The heap size (along with other JVM parameters) are configurable per node and the disk space limits are relative to the system, but for large environments or intensive metrics collection, the storage node could still encounter hardware limits.
The storage node resource does not have configured metrics or alert definitions set on it directly, as with other resources. Rather, there are four alerts pre-defined for every storage node, to help determine when to add nodes thorugh automatic monitoring:
  • High heap usage, which can lead ot out of memory errors and performance degradation. A dampening rule is in place to prevent alerts for momentary memory spikes.
  • High disk usage, which can lead to problems with compaction and other routine operations.
    Compaction operations are particularly important because compaction merges datafiles on the disk into a single disk file. This frees disk space and improves read performance. If this operations fails, then performance can degrade.
    An alert is fired for high disk usage if any one of several conditions is met:
    • The size of the storage node data exceeds 50% of total disk space.
    • The overall amount of disk space used exceeds 75% of the total disk space (regardless of how much disk space the storage node is using).
    • The ratio of free disk space to storage node data is less than 1.5. This is calculated by taking the amount of free disk space divided by the disk space used by the storage node. If there is 50MB of free space, and the storage node is using 35MB of disk, then the ratio is 50/35 or 1.42. That is too low and would trigger an alert.
    A dampening rule is in place to prevent alerts for momentary usage spikes.
  • Snapshot failure, meaning a local routine backup operation has failed.

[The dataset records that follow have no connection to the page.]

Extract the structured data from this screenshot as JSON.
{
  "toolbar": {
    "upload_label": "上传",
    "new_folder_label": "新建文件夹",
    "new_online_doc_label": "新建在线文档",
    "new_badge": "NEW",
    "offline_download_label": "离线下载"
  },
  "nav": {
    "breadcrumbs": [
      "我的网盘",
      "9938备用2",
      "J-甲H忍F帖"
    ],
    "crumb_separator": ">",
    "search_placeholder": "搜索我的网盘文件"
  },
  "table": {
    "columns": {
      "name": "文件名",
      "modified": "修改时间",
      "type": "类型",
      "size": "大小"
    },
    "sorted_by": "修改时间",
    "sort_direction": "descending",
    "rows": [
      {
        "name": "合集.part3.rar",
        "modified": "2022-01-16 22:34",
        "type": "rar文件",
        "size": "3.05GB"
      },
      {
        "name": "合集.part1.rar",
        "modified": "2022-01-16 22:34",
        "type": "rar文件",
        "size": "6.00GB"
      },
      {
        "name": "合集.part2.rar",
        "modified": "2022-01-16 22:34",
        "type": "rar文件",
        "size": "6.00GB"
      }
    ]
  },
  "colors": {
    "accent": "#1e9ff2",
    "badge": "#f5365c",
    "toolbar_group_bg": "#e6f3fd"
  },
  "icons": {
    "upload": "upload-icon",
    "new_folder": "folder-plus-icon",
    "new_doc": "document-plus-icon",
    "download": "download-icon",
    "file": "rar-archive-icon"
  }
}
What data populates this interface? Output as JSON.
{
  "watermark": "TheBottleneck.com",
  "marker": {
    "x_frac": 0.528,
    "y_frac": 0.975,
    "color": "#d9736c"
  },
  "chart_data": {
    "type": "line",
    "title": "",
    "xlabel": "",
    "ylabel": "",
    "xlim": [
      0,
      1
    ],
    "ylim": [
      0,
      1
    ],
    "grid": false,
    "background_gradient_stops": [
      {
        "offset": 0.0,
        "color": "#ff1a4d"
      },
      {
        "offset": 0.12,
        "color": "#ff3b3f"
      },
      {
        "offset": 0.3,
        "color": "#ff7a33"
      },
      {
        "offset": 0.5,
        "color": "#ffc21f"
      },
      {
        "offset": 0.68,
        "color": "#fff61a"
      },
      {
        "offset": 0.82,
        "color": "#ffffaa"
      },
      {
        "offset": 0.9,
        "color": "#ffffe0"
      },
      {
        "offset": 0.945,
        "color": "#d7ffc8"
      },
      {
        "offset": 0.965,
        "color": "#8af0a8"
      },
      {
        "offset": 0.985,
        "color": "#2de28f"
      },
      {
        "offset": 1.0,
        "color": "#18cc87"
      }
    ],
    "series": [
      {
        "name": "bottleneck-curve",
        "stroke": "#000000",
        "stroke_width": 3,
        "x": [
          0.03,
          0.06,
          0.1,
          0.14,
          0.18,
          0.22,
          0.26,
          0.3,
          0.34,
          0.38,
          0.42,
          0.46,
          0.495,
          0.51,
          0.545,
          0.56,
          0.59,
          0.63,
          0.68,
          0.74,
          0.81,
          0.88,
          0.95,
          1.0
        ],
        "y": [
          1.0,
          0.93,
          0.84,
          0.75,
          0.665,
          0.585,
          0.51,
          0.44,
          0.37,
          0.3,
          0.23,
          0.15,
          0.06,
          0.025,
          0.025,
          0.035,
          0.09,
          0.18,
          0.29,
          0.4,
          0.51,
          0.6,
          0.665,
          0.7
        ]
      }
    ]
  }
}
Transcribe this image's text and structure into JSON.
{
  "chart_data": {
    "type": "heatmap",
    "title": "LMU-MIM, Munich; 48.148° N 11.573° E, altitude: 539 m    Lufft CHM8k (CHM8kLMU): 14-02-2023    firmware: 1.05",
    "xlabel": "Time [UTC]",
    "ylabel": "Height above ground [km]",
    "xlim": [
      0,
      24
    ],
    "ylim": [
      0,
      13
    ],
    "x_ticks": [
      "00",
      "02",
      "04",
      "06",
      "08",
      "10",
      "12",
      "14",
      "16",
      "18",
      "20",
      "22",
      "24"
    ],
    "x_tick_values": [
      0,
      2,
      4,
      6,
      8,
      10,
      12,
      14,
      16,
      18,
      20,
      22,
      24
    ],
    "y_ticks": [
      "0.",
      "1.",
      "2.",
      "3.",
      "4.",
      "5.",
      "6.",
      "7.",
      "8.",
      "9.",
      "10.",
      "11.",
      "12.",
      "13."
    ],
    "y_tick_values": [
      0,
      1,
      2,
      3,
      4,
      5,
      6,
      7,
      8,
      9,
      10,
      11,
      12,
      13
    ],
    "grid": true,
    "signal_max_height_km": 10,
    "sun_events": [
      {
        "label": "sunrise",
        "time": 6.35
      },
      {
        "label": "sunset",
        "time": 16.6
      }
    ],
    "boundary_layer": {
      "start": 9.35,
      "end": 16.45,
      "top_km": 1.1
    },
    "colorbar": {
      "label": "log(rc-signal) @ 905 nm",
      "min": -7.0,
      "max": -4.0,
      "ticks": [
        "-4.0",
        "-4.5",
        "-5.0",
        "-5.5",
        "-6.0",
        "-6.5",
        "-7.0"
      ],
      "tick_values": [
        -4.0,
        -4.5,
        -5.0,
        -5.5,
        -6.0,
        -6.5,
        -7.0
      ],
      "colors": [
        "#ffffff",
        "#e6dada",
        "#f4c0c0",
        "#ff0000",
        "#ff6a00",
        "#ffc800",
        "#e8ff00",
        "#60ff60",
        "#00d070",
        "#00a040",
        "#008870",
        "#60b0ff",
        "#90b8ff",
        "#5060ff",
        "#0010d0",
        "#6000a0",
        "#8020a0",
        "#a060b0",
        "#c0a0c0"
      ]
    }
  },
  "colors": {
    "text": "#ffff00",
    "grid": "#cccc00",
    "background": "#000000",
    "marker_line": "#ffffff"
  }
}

  • Maintenance operation failure, meaning either a deploy or undeploy operation for a node failed. Any underlying causes, like an unavailable resource, can be addressed and then the operation can be re-run.
Each of the predefined alerts is set against child resources for the storage node.

Table 9.1. Storage Resources for Alerts

Alert Parent Resource Resource Type Area to Address
High Heap Usage Cassandra Server JVM Memory Subsystem Edit the heap sizes in the storge node JVM configuration
High Disk Usage Database Management Services Storage Service Increase the disk space for the system hosting the node
Snapshot Failure Database Management Services Storage Service  
Maintenance Operation Failure   Storage Node Unavailable storage nodes in the cloud (which prevent updates)
To view the alerts for a storage cluster:
  1. Click the Administration tab in the top navigation bar.
  2. In the Topology area on the left, select the Storage Nodes item.
  3. The Nodes tab shows the number of unacknowledged alerts for each node.
  4. To view the list of alerts, open the Cluster Alerts tab.
    Every alert is listed with a description of the condition which triggered it, the affected resource, and the time of the alert.